The odds compilers will usually be highly experienced and skilled in one particular area of a sport. So, for example, a sports betting company may have a small team of odds compilers working on Premier League setting football odds and individual compilers covering the other main divisions. For markets in which the bookmaker is expecting a lot of business, there may be a team producing odds on the same matches, which are then compared and tweaked.
The odds compilers, whether they are working on their own or in a team, will attempt to bring together all of the information available on a particular event and turn that information into a list of odds. They may benefit from statistical analysis and number crunching, but few bookmakers will allow for their odds on the main markets to be produced entirely by automated systems.
Do odds change once they are set?
Once the initial odds have been published on a sportsbook’s website, the company will start to take bets, and as the event draws near, the odds will start to change. Those changes can be led by a range of different factors:
- New Information. Between the time that the initial set of odds are published and the start of the event, new information can lead to a change in the odds. This information includes factors such as team news, weather changes and last-minute injury updates.

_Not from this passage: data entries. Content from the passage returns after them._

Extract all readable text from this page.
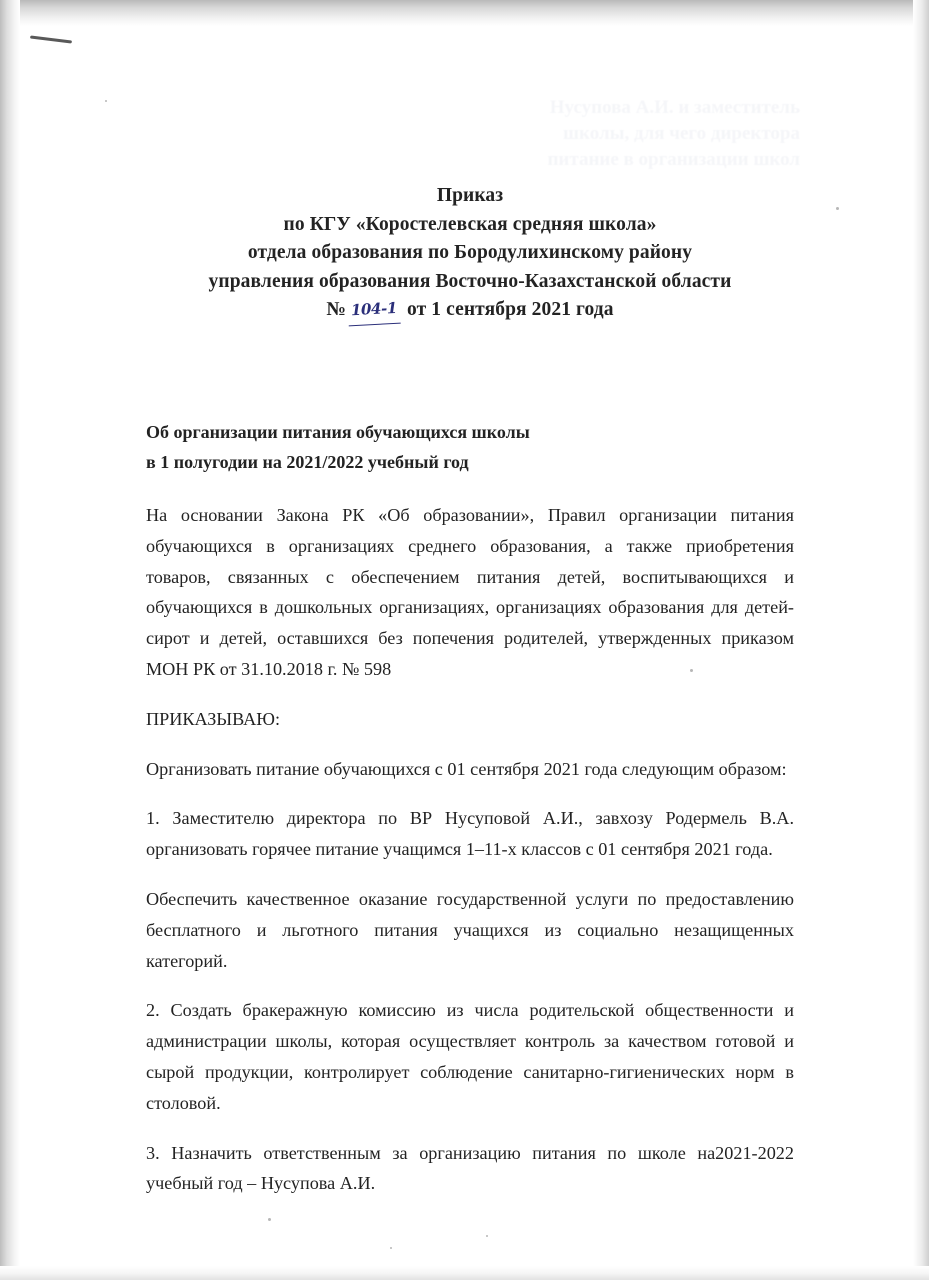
Приказ
по КГУ «Коростелевская средняя школа»
отдела образования по Бородулихинскому району
управления образования Восточно-Казахстанской области
№ 104-1 от 1 сентября 2021 года
Об организации питания обучающихся школы
в 1 полугодии на 2021/2022 учебный год

На основании Закона РК «Об образовании», Правил организации питания обучающихся в организациях среднего образования, а также приобретения товаров, связанных с обеспечением питания детей, воспитывающихся и обучающихся в дошкольных организациях, организациях образования для детей-сирот и детей, оставшихся без попечения родителей, утвержденных приказом МОН РК от 31.10.2018 г. № 598

ПРИКАЗЫВАЮ:

Организовать питание обучающихся с 01 сентября 2021 года следующим образом:

1. Заместителю директора по ВР Нусуповой А.И., завхозу Родермель В.А. организовать горячее питание учащимся 1–11-х классов с 01 сентября 2021 года.

Обеспечить качественное оказание государственной услуги по предоставлению бесплатного и льготного питания учащихся из социально незащищенных категорий.

2. Создать бракеражную комиссию из числа родительской общественности и администрации школы, которая осуществляет контроль за качеством готовой и сырой продукции, контролирует соблюдение санитарно-гигиенических норм в столовой.

3. Назначить ответственным за организацию питания по школе на2021-2022 учебный год – Нусупова А.И.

- Weight Of Money. Bookmakers don’t simply set out their list of prices and wait to be proven right. Their aim is to ensure that they make a profit whatever the outcome of the event they are taking bets on. That means they have to be prepared to shorten the odds on a selection if they get a lot of business on that selection, to avoid being exposed to a big loss.
- Betting Exchanges. The advent of the betting exchanges, where prices are essentially set by the ‘wisdom of the crowd’ has also factored into the way that betting companies adjust their odds, and few sportsbooks can afford to completely ignore what is happening on the exchanges. Betfair is one of the most popular exchanges in the UK.
Know your odds
When you look at a set of odds on a sporting event, whatever bookmaker you use, it is important to remember that, although the betting company will likely have access to wide resources, their odds are ultimately set by humans.
Those odds can be further compromised by the need for the bookmaker to ensure a profit margin and by the weight of money, which forces a sportsbook to change its prices, even if the odds compiler doesn’t think the probabilities have changed.
The result can mean opportunities for the shrewd sports bettor. By getting to know how odds are calculated and even taking the trouble to practice calculating your own, you can give yourself a better chance of recognising when the bookmaker’s odds are wrong and swooping to take a profit.